The solo exhibition of artist and filmmaker Juliane Jaschnow (*1989), Anstiftung zur Vorspiegelung wahrer Tatsachen, explores the power of visual narratives and the instrumentalization of images and collective memory in the context of contemporary Russia. The presentation combines elements from her earlier works Rekapitulieren (2019–2021) and «mit freundlichem Beifall» (2023/2024) with Jaschnow’s newly developed installation Anstiftung zur Vorspiegelung wahrer Tatsachen (2025).
In her audiovisual installations, Jaschnow probes the media narratives through which Russia stages its global role and legitimizes its political actions. Her work engages with processes of (re)construction and (re)enactment, distorted images, replicas, backdrops, and the translation of historical symbols into present-day contexts.
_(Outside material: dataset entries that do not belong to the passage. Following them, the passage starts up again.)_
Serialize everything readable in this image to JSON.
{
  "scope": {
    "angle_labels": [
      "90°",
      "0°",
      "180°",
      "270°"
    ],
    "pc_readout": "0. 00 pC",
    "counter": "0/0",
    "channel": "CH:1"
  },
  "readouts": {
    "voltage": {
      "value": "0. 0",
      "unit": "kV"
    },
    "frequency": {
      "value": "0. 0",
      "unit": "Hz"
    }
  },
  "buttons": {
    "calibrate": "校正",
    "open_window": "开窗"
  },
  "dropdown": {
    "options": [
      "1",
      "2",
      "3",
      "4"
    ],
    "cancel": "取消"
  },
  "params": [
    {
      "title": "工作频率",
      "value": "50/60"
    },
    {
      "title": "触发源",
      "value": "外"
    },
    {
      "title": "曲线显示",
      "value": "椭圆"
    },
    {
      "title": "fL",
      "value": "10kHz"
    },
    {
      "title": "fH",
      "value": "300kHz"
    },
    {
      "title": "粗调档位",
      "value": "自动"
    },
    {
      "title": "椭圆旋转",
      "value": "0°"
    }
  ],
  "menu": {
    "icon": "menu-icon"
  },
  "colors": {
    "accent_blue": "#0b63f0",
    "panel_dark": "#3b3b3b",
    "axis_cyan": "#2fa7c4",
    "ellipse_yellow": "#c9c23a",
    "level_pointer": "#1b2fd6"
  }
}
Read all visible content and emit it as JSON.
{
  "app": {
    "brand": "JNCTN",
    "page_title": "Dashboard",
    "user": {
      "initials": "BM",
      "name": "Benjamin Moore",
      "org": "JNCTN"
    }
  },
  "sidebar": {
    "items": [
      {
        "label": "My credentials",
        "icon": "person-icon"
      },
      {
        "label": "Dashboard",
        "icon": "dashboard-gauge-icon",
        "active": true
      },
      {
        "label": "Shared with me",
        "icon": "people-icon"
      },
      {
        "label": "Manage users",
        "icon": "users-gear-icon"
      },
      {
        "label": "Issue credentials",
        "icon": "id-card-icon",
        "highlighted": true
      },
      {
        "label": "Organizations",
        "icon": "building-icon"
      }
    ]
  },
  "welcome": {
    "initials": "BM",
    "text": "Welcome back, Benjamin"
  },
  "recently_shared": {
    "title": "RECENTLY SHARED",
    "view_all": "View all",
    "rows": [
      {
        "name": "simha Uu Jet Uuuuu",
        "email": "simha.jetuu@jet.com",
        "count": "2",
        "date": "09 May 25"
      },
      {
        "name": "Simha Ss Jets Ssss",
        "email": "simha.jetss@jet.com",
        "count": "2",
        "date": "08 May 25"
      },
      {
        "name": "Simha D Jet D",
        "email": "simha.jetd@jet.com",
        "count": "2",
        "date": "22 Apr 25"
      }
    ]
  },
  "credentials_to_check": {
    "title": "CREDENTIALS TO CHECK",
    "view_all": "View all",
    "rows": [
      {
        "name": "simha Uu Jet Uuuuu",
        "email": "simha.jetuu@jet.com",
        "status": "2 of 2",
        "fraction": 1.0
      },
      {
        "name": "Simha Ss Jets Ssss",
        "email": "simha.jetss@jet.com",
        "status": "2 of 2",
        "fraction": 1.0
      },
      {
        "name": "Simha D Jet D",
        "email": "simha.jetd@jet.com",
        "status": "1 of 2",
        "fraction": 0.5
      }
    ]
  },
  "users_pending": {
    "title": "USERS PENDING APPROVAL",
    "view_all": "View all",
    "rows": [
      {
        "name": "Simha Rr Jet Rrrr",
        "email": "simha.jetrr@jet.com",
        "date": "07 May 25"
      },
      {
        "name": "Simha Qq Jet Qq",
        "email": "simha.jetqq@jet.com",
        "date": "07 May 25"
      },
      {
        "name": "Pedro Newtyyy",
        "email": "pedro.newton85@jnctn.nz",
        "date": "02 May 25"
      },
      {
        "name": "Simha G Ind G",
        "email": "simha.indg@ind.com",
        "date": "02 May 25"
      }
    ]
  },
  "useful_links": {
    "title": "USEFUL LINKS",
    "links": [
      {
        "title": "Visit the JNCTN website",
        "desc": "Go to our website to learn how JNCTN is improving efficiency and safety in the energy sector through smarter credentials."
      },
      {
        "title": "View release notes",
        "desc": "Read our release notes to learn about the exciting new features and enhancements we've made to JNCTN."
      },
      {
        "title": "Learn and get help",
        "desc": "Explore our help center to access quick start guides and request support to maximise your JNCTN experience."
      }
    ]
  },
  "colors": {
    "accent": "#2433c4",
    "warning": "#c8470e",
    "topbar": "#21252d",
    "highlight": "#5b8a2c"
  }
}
She deconstructs these strategies by materializing image-objects, reframing media content and its ideological charge, and condensing them into expansive spatial environments.
At the heart of Rekapitulieren is a full-scale replica of the Berlin Reichstag, built by the Russian Ministry of Defence in the military-patriotic theme park “Patriot Park” near Moscow. In the spring of 2017, hundreds of extras restaged the iconic moment of Russian war commemoration—the storming of the Reichstag in May 1945 and the raising of the Soviet flag atop the building. This reenactment serves as the starting point for Jaschnow’s investigation into German-Russian memory culture. Encompassing a video installation alongside objects and printed materials, the work examines collective images of history and remembrance, their role in shaping identity, and the function of patriotic education.
The multi-part work «mit freundlichem Beifall» addresses the persistence of propagandistic stagings in Russia and the mechanisms of disinformation and deception. It explores the media spaces, forms, and theatrical settings of political representation—such as the redesigned curtains in the Kremlin’s ceremonial hall, where foreign heads of state are received for televised appearances. The work also reflects on a 1993 newspaper article in which Vladimir Putin voiced support for a “military dictatorship in the Chilean model” for Russia.
In her latest work, Anstiftung zur Vorspiegelung wahrer Tatsachen, Jaschnow turns to the growing sacralization of Russian state power. She investigates the role of Orthodox Christianity and shamanism in ideologically legitimizing the “special military operation” in Ukraine, and how these elements feed into a religious-nationalist narrative of sacrifice and heroism for Russia. Her research also considers supernatural practices as individual coping mechanisms in times of collective insecurity and wartime reality. Drawing from an extensive archive of visual material from Russian media, Jaschnow assembles a multi-part installation of props, mirrored objects, teleprompters, and video works. At its core is a specially constructed optical illusion chamber—a photo-multigraph—in which she confronts the intertwined concepts of truth, lies, deception, and illusion.